New excuses for inferior performance crop up just as fast as one can whack them down—reminiscent of Whack-a-Mole, a game that involved forcing individual plastic moles back into their holes by hitting them directly on the head with a mallet. This week I encountered a new breed of mole related to a hospital’s low patient satisfaction scores.
This hospital’s objective should be clear: Change the things that will raise scores in critical areas, positioning the hospital to receive full reimbursement. But decision makers have allowed themselves to be distracted. It seems some of the nurses who oversee the essential areas for improvement have high shame scores.
That’s right. Apparently 10 of the 14 nurse managers involved have too much shame. Human Resources knows this because they hired a non-psychologist consultant to administer an assessment that evaluates the extent to which shame becomes magnified and internalized—leading the victim to feelings of inferiority, worthlessness, inadequacy and the heartbreak of psoriasis. Once victims understand the complicated emotional problems that cause them to underperform, they can embrace the proven methods of transformational leadership, or “What’s Happening Now in Leadership.” Success hasn’t happened in the four years they have attempted this approach, but administrators at this hospital remain optimistic.
Remember, their goal is to recover dollars through reimbursement—both now and when the future brings change. But someone convinced them that they had to dig for causes of inappropriate behaviors and then empathically attempt to transform the shameful. This misguided approach costs this hospital millions of dollars a year, but they don’t show signs of abandoning it.

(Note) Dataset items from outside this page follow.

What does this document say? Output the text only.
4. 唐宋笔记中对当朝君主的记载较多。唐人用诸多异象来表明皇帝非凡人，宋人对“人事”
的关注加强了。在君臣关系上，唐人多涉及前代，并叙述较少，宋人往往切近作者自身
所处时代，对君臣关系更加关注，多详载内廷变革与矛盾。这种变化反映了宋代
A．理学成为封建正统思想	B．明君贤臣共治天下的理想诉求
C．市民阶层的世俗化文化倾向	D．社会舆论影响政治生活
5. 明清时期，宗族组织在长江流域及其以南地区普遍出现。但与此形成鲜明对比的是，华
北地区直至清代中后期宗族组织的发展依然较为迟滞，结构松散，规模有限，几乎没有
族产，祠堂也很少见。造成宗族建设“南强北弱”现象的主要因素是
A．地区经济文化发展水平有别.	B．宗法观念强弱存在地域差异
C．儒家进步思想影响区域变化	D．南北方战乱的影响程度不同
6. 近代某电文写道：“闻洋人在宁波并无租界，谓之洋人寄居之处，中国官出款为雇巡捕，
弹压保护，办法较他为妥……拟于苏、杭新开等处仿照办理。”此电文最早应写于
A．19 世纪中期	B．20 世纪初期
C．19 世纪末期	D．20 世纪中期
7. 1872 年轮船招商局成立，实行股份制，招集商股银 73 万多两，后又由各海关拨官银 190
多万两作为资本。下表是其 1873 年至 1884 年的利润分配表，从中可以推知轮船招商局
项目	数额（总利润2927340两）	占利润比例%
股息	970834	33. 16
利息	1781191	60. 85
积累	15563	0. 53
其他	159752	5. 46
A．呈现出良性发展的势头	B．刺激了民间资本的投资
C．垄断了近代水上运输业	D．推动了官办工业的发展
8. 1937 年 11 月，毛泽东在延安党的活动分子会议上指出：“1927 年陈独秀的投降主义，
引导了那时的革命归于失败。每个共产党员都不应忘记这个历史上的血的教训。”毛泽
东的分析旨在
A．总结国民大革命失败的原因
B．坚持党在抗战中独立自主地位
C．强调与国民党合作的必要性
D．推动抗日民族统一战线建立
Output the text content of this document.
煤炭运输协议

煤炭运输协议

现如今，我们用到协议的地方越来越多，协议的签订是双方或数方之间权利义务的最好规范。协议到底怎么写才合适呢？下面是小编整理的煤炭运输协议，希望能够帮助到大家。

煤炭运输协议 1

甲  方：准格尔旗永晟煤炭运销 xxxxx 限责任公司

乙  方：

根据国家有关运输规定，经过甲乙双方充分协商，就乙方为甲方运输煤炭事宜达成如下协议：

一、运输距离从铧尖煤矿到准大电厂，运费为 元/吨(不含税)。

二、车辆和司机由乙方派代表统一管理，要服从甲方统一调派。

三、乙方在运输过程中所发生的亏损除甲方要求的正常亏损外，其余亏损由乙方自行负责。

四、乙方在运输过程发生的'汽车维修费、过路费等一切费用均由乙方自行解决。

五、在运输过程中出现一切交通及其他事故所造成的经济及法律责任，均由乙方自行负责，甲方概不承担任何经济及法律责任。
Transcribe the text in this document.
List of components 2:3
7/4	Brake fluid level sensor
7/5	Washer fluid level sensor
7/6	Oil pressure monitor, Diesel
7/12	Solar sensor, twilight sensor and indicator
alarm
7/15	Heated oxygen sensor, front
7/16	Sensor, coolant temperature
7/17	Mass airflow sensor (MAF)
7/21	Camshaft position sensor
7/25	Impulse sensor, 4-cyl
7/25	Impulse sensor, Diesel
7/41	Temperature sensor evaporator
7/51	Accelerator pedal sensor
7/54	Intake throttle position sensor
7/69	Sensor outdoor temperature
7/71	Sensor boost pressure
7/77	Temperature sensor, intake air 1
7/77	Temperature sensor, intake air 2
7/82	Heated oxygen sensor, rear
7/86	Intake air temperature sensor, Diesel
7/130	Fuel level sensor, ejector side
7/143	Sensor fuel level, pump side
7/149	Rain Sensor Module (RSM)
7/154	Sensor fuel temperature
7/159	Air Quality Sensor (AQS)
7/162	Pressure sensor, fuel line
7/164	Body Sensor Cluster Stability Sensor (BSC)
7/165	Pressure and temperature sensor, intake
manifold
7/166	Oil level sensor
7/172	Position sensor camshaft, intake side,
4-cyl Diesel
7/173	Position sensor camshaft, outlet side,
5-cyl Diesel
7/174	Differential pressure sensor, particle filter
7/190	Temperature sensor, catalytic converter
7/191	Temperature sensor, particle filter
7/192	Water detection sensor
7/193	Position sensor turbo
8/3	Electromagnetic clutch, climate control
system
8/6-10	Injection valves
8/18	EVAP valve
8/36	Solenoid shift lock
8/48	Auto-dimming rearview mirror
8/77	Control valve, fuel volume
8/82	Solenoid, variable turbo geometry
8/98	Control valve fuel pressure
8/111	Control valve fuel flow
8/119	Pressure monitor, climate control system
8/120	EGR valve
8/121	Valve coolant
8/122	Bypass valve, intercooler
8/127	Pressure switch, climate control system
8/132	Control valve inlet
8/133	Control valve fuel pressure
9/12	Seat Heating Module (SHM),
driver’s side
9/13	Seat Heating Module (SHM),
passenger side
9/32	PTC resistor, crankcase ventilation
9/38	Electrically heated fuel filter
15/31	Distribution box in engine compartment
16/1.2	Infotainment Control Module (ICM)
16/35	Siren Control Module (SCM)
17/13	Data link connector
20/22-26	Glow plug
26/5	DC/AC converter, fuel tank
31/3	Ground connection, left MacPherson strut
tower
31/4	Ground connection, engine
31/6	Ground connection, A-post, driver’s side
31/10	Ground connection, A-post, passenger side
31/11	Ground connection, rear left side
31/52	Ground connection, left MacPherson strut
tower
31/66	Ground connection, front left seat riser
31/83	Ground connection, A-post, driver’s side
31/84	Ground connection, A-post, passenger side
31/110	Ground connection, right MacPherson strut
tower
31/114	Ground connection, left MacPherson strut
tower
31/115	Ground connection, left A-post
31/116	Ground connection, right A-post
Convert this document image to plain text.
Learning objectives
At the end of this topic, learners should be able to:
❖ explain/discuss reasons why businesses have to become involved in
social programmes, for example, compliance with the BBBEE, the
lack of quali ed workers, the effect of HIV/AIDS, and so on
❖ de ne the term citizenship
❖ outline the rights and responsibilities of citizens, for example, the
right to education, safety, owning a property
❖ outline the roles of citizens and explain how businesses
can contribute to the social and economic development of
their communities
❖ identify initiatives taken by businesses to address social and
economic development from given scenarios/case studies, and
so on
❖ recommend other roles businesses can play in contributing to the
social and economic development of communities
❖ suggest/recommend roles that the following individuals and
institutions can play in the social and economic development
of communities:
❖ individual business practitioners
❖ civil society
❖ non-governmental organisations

Do you really care why people don’t perform in your organization? Obviously, if they don’t have the training or resources to do their jobs, someone needs to step in. But when they have clear goals for success and the requisite resources, you should expect results, not excuses. If they continue to underperform, and no one holds them accountable, might the problem lie elsewhere?
Now leaders at this hospital have decided they really need to concentrate on developing transactional leaders into transformational leaders. What? Leaders that buy the “flavor of the month” approach to leadership doom themselves and their organizations to repeated failure.
Next week an author or theorist will devise yet another name for leadership. Haven’t we had enough of silly little leadership songs? The name you give effective leadership doesn’t matter. Results do.
When leaders allow those in their chain of command to disregard strategic objectives and excuse their lapses with “I’m too ashamed, and this criticism is making things worse,” you really have cooked up a recipe for failure. They should be ashamed of themselves.